Member of the Seattle City Council for Position 2
- In office January 1, 1986 – January 1, 1998
- Preceded by: Michael Hildt
- Succeeded by: Richard Conlin

Personal details
- Born: Washington, D.C., United States
- Party: Democratic
- Education: Woman's College of the University of North Carolina (BA),; Columbia University (MA); University of Puget Sound (JD);

= Jane Noland =

American politician

Jane Noland was a member of the Seattle City Council serving from 1986 to 1998.

==Biography==

Noland was born in Washington, D.C.. She earned her bachelor's degree in history from Woman's College of the University of North Carolina, her master's degree in public law and government from Columbia University and her Juris Doctor from University of Puget Sound. After college, Noland was Peace Corps volunteer and day-care center worker.

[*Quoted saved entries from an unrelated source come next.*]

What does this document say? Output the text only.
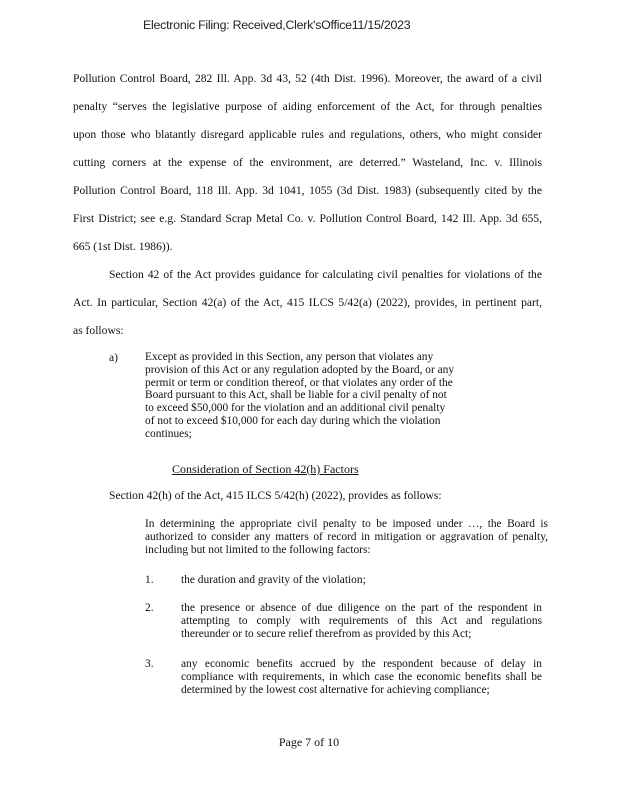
Electronic Filing: Received,Clerk'sOffice11/15/2023
Pollution Control Board, 282 Ill. App. 3d 43, 52 (4th Dist. 1996). Moreover, the award of a civil
penalty “serves the legislative purpose of aiding enforcement of the Act, for through penalties
upon those who blatantly disregard applicable rules and regulations, others, who might consider
cutting corners at the expense of the environment, are deterred.” Wasteland, Inc. v. Illinois
Pollution Control Board, 118 Ill. App. 3d 1041, 1055 (3d Dist. 1983) (subsequently cited by the
First District; see e.g. Standard Scrap Metal Co. v. Pollution Control Board, 142 Ill. App. 3d 655,
665 (1st Dist. 1986)).
Section 42 of the Act provides guidance for calculating civil penalties for violations of the
Act. In particular, Section 42(a) of the Act, 415 ILCS 5/42(a) (2022), provides, in pertinent part,
as follows:
a) Except as provided in this Section, any person that violates any
provision of this Act or any regulation adopted by the Board, or any
permit or term or condition thereof, or that violates any order of the
Board pursuant to this Act, shall be liable for a civil penalty of not
to exceed $50,000 for the violation and an additional civil penalty
of not to exceed $10,000 for each day during which the violation
continues;
Consideration of Section 42(h) Factors
Section 42(h) of the Act, 415 ILCS 5/42(h) (2022), provides as follows:
In determining the appropriate civil penalty to be imposed under …, the Board is
authorized to consider any matters of record in mitigation or aggravation of penalty,
including but not limited to the following factors:
1. the duration and gravity of the violation;
2. the presence or absence of due diligence on the part of the respondent in
attempting to comply with requirements of this Act and regulations
thereunder or to secure relief therefrom as provided by this Act;
3. any economic benefits accrued by the respondent because of delay in
compliance with requirements, in which case the economic benefits shall be
determined by the lowest cost alternative for achieving compliance;
Page 7 of 10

She then moved to Washington state, where she was legal counsel to the King County Council and a litigation attorney at a private firm.

===Seattle politics===
In 1985, council member Michael Hildt chose not to seek reelection, and Noland ran for the open District 2 seat. In the general election, Noland won with 56% of the vote against Barbara Stenson. She would win both of her reelection campaigns in landslides, 73% in 1989 and 79% in 1993.

While in office, Noland was chair of three committees: Housing and Human Services, Public Safety and Utilities and Environment. She focused on different policy areas, mainly women's rights, childcare, and utility ratepayers. Noland, and fellow councilmember Sherry Harris were instrumental in passing amendments to the Women and Minority Business Enterprise (WMBE) ordinance to set aside a specific percentage City contracts for women and minorities. She also worked with council member Tina Podlodowski worked, and passed, legislation to support domestic violence victims.

In 1995, Noland ran for president of the Association of Washington Cities and served from 1996 to 1997.

In 1997, Noland chose not to run for reelection but instead ran for Mayor of Seattle. She lost in the September primary along with fellow councilmember Cheryl Chow.

===Post-council===
Noland was appointed to serve on the Seattle Public Library board of trustees from 2009 to 2013.